一方、「本当に可能なのだろうか?」という質問自体が、「現状業務がFitするのだろうか?」・「自社の商習慣に合うのだろうか?」・「すべての要件を満たせるERPパッケージはないのでは?」というような疑問から生まれてくることも多くあります。前提として、「Fit to Standard」アプローチは、現状業務及びレガシーシステムのモダナイゼーションを達成するためにとられるアプローチです。既存の業務・システムの制約にとらわれず、新しい業務・システムへの変革のためのアプローチであるということを、まずは、しっかりと認識する必要があります。では、このアプローチを「可能」とするためには、どのような要素が必要となるのか順に確認していきたいと思います。
達成すべきビジネス目標・成果を基準とした判断
「Fit to Standard」アプローチにおいては、個別の「要件」に対応するのではなく、達成すべきビジネス目標・成果や結果に必要かどうかを基準とすることが重要な要素となります。ERP導入プロジェクトにおいては、達成すべきビジネス目標・成果や結果を定義し、プロセスはシンプルに、分析など価値を生むためのアウトプット業務に比重を置く、等の指針を明示することが必要です。

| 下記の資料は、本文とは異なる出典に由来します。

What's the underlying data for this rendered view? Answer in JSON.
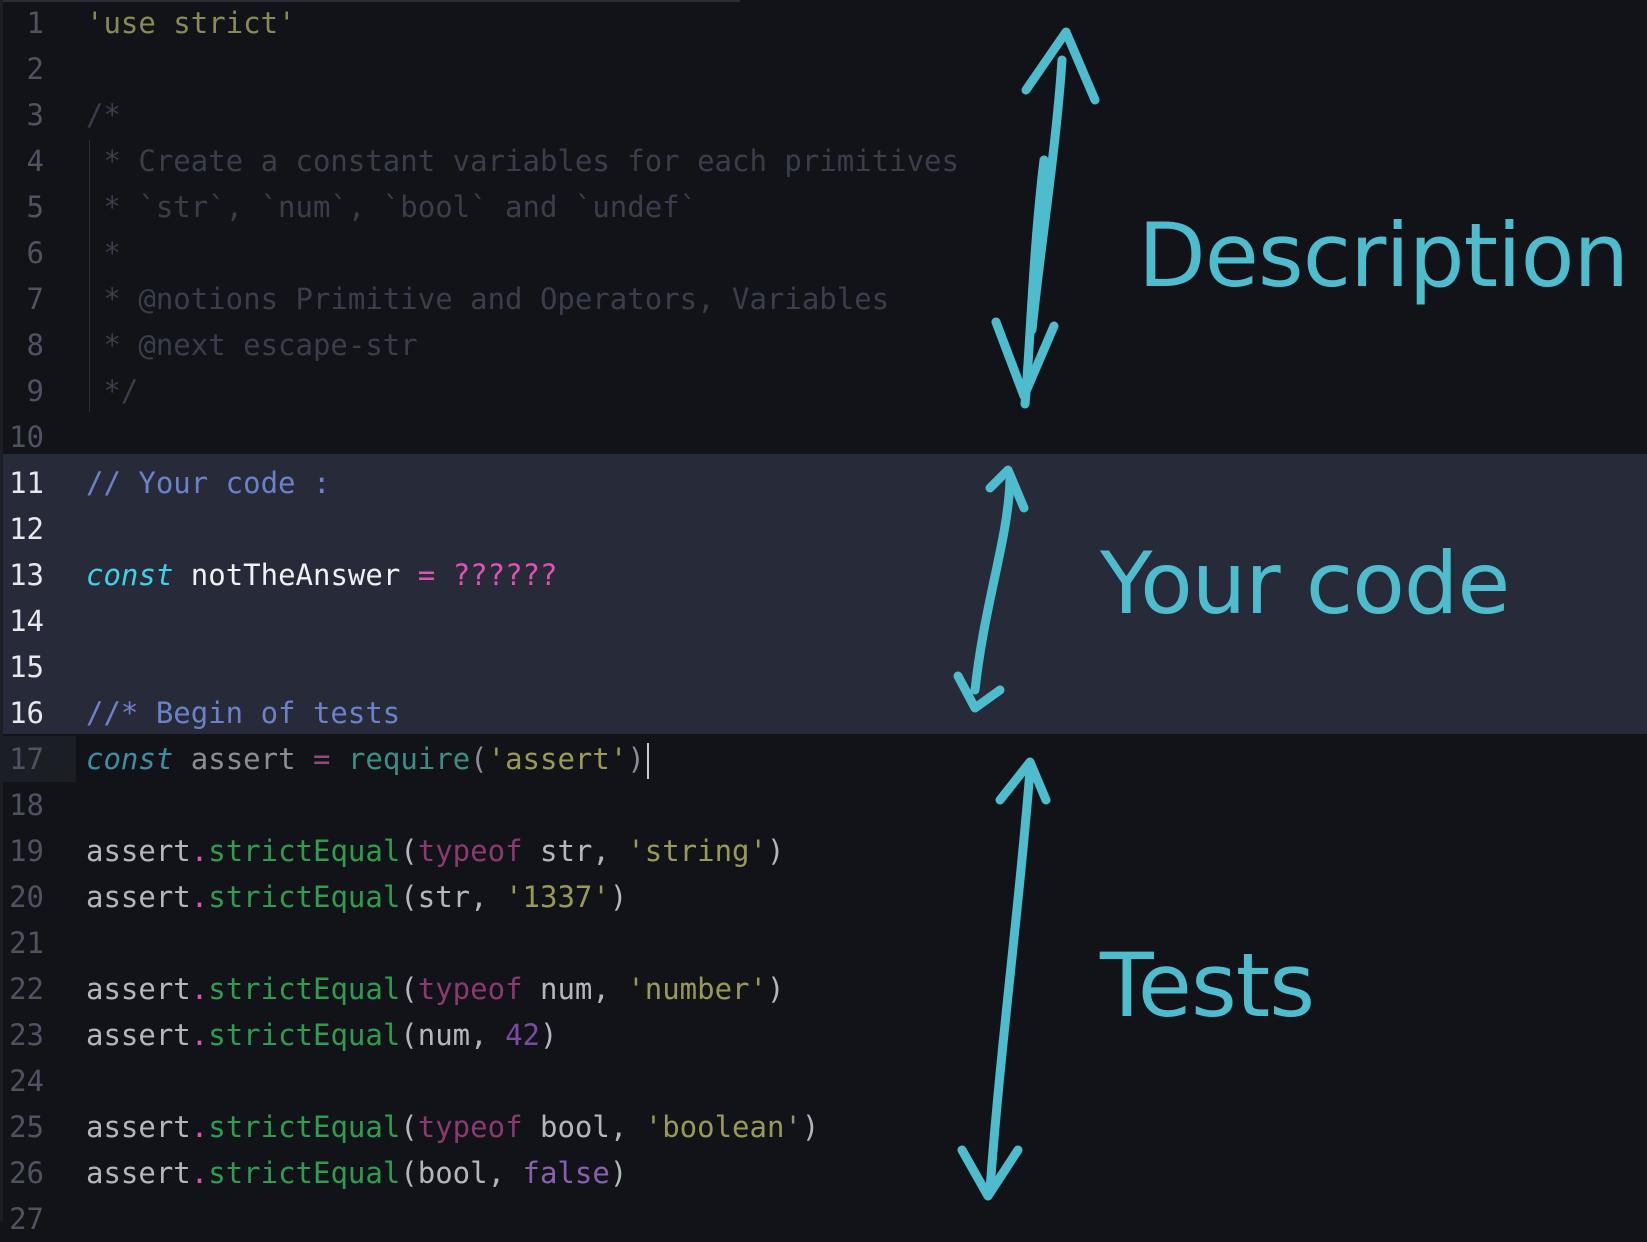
{
  "editor": {
    "lines": [
      {
        "n": "1",
        "tokens": [
          {
            "t": "'use strict'",
            "c": "str-dim"
          }
        ]
      },
      {
        "n": "2",
        "tokens": []
      },
      {
        "n": "3",
        "tokens": [
          {
            "t": "/*",
            "c": "comment"
          }
        ]
      },
      {
        "n": "4",
        "tokens": [
          {
            "t": " * Create a constant variables for each primitives",
            "c": "comment"
          }
        ]
      },
      {
        "n": "5",
        "tokens": [
          {
            "t": " * `str`, `num`, `bool` and `undef`",
            "c": "comment"
          }
        ]
      },
      {
        "n": "6",
        "tokens": [
          {
            "t": " *",
            "c": "comment"
          }
        ]
      },
      {
        "n": "7",
        "tokens": [
          {
            "t": " * @notions Primitive and Operators, Variables",
            "c": "comment"
          }
        ]
      },
      {
        "n": "8",
        "tokens": [
          {
            "t": " * @next escape-str",
            "c": "comment"
          }
        ]
      },
      {
        "n": "9",
        "tokens": [
          {
            "t": " */",
            "c": "comment"
          }
        ]
      },
      {
        "n": "10",
        "tokens": []
      },
      {
        "n": "11",
        "active": true,
        "tokens": [
          {
            "t": "// Your code :",
            "c": "cmt-code"
          }
        ]
      },
      {
        "n": "12",
        "active": true,
        "tokens": []
      },
      {
        "n": "13",
        "active": true,
        "tokens": [
          {
            "t": "const",
            "c": "kw"
          },
          {
            "t": " notTheAnswer ",
            "c": "ident-bright"
          },
          {
            "t": "=",
            "c": "op"
          },
          {
            "t": " ",
            "c": "plain"
          },
          {
            "t": "??????",
            "c": "op"
          }
        ]
      },
      {
        "n": "14",
        "active": true,
        "tokens": []
      },
      {
        "n": "15",
        "active": true,
        "tokens": []
      },
      {
        "n": "16",
        "active": true,
        "tokens": [
          {
            "t": "//* Begin of tests",
            "c": "cmt-code"
          }
        ]
      },
      {
        "n": "17",
        "tokens": [
          {
            "t": "const",
            "c": "kw-dim"
          },
          {
            "t": " assert ",
            "c": "plain-dim"
          },
          {
            "t": "=",
            "c": "op-dim"
          },
          {
            "t": " ",
            "c": "plain"
          },
          {
            "t": "require",
            "c": "call-dim"
          },
          {
            "t": "(",
            "c": "plain-dim"
          },
          {
            "t": "'assert'",
            "c": "str"
          },
          {
            "t": ")",
            "c": "plain-dim"
          }
        ],
        "cursor": true
      },
      {
        "n": "18",
        "tokens": []
      },
      {
        "n": "19",
        "tokens": [
          {
            "t": "assert",
            "c": "plain"
          },
          {
            "t": ".",
            "c": "op"
          },
          {
            "t": "strictEqual",
            "c": "call"
          },
          {
            "t": "(",
            "c": "plain"
          },
          {
            "t": "typeof",
            "c": "typeof"
          },
          {
            "t": " str, ",
            "c": "plain"
          },
          {
            "t": "'string'",
            "c": "str"
          },
          {
            "t": ")",
            "c": "plain"
          }
        ]
      },
      {
        "n": "20",
        "tokens": [
          {
            "t": "assert",
            "c": "plain"
          },
          {
            "t": ".",
            "c": "op"
          },
          {
            "t": "strictEqual",
            "c": "call"
          },
          {
            "t": "(str, ",
            "c": "plain"
          },
          {
            "t": "'1337'",
            "c": "str"
          },
          {
            "t": ")",
            "c": "plain"
          }
        ]
      },
      {
        "n": "21",
        "tokens": []
      },
      {
        "n": "22",
        "tokens": [
          {
            "t": "assert",
            "c": "plain"
          },
          {
            "t": ".",
            "c": "op"
          },
          {
            "t": "strictEqual",
            "c": "call"
          },
          {
            "t": "(",
            "c": "plain"
          },
          {
            "t": "typeof",
            "c": "typeof"
          },
          {
            "t": " num, ",
            "c": "plain"
          },
          {
            "t": "'number'",
            "c": "str"
          },
          {
            "t": ")",
            "c": "plain"
          }
        ]
      },
      {
        "n": "23",
        "tokens": [
          {
            "t": "assert",
            "c": "plain"
          },
          {
            "t": ".",
            "c": "op"
          },
          {
            "t": "strictEqual",
            "c": "call"
          },
          {
            "t": "(num, ",
            "c": "plain"
          },
          {
            "t": "42",
            "c": "num"
          },
          {
            "t": ")",
            "c": "plain"
          }
        ]
      },
      {
        "n": "24",
        "tokens": []
      },
      {
        "n": "25",
        "tokens": [
          {
            "t": "assert",
            "c": "plain"
          },
          {
            "t": ".",
            "c": "op"
          },
          {
            "t": "strictEqual",
            "c": "call"
          },
          {
            "t": "(",
            "c": "plain"
          },
          {
            "t": "typeof",
            "c": "typeof"
          },
          {
            "t": " bool, ",
            "c": "plain"
          },
          {
            "t": "'boolean'",
            "c": "str"
          },
          {
            "t": ")",
            "c": "plain"
          }
        ]
      },
      {
        "n": "26",
        "tokens": [
          {
            "t": "assert",
            "c": "plain"
          },
          {
            "t": ".",
            "c": "op"
          },
          {
            "t": "strictEqual",
            "c": "call"
          },
          {
            "t": "(bool, ",
            "c": "plain"
          },
          {
            "t": "false",
            "c": "bool"
          },
          {
            "t": ")",
            "c": "plain"
          }
        ]
      },
      {
        "n": "27",
        "tokens": []
      }
    ]
  },
  "annotations": {
    "description": "Description",
    "your_code": "Your code",
    "tests": "Tests",
    "color": "#4fbccd"
  }
}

そして、プロジェクトに参加するメンバー全員が「Fit to Standard」アプローチをしっかりと理解しておくことが重要になります。
変革に対応できる推進体制
「Fit to Standard」アプローチを可能とするための推進体制としては、現行のビジネスルール・規定には拘らずERPパッケージのベストプラクティスに合わせて業務標準化を実現するためのプロジェクト指針、規定変更のコミットメント、業務変革に対応できるプロジェクト体制、自立自存した組織運営へのコミットメント等が必要となります。あるプロジェクトでは、お客様が日本固有の商習慣と考えていたものについて、対応必須として区分されていた課題が実際は自社固有の商習慣であったという場合もあります。法的要件以外の商習慣の多くは、業務的なルールやそれに基づく社内規定であるという場合も多いです。
「Fit to Standard」アプローチをしっかりと理解して、プロジェクト推進において目標・指針を明示し、ルール・規定変更・組織運営をコミットメントして進めていいただけているお客様においては、そうした課題について、会社としての取り組みで、業務的なルールや社内規定を変更して対応いただいている事例も多くあります。

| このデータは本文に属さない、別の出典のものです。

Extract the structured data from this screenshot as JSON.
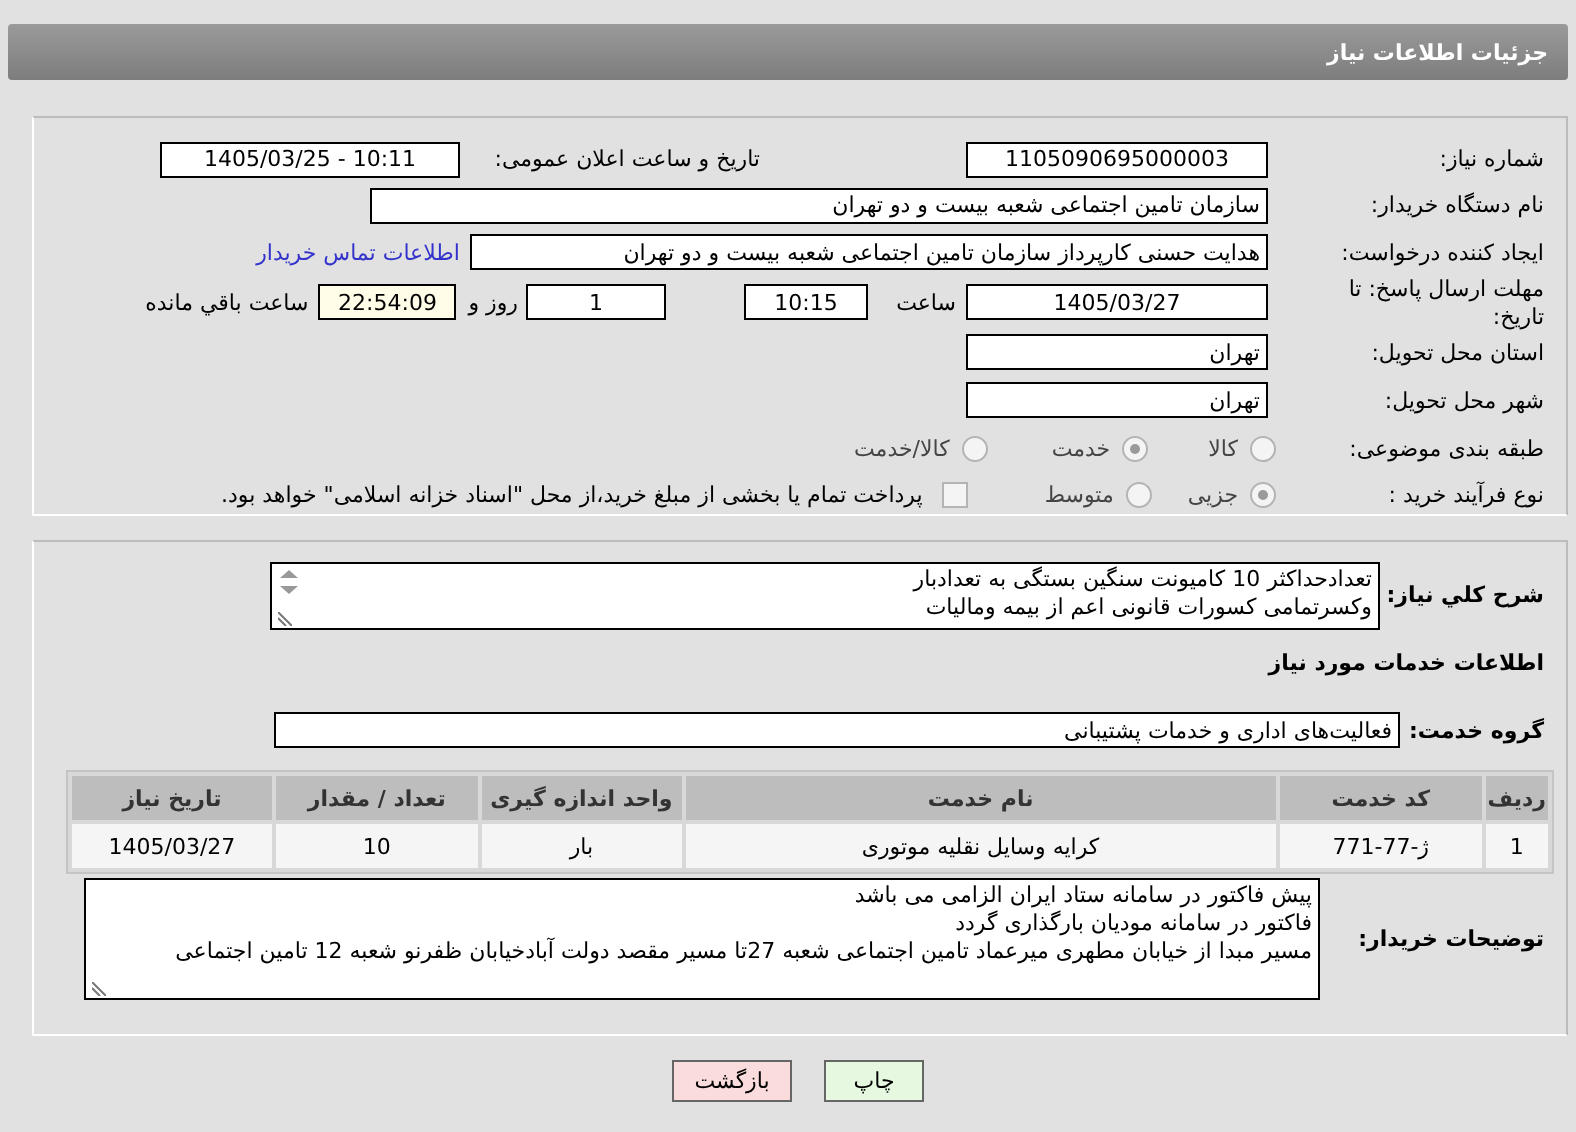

本当に変更できないのか、その商習慣が今後も必要なものなのかということは、十分に議論する必要があるポイントの一つであることは間違いありませんが、「Fit to Standard」アプローチを前提としたプロジェクト推進体制を整備しておくことで、十分に対応可能とすることができます。
実証された方法論
オラクルコンサルティングが主体として導入しているお客様のほとんどは、「Fit to Standard」アプローチに基づく方法論である「TCM(True Cloud Method)」を利用したプロジェクトであり、日本国内でも成功例は数え切れないほど存在しています。また、オラクルのパートナー様も含めて、「Fit to Standard」アプローチに基づく方法論を保有している企業は数多く存在しています。
システム対応の選択肢
業務的必要性・ERPパッケージ機能・業務運用での対応を十分検討したうえ、差別化・競争優位性を獲得するためのイノベーションが可能な業務要件である等、どうしてもシステムでの対応が必要な業務であれば、3rd Party製品の利用、又はPaaS等を活用した開発等、コアのERPパッケージに手を加えることなく、そうした業務要件を実現する手段も、現在は豊富にあります。
信頼できる導入パートナー
ERPパッケージ導入プロジェクトは、お客様のみでできるものではありません。ERPパッケージを熟知し、確立した方法論・アプロ―チ手法を保持し、導入経験豊富なパートナーの選択が必要となります。お客様の「レガシーシステムのモダナイゼーション」の旅路を共に歩むパートナーとして、信頼できるヒト・企業を選択することは、最も重要な要素の1つです。

ここまで、「Fit to Standard」アプローチを「可能」とするために必要となるであろう、いくつかの要素を確認しました。お客様ごとに「本当に可能なのだろうか?」という質問の事情・状況は異なりますが、適正なERPパッケージの選択とここまで確認してきた要素を考慮することで、「Fit to Standard」アプローチを採用した「レガシーシステムのモダナイゼーション」が、成功に近づくことは間違いありません。
今回は、前回に引き続き、「Fit to Standard」に対する疑念の声をとりあげて記載させていただきました。次回は、「Fit to Standard」に対しての「オラクルの対応」という視点での質問をとりあげていきたいと思います。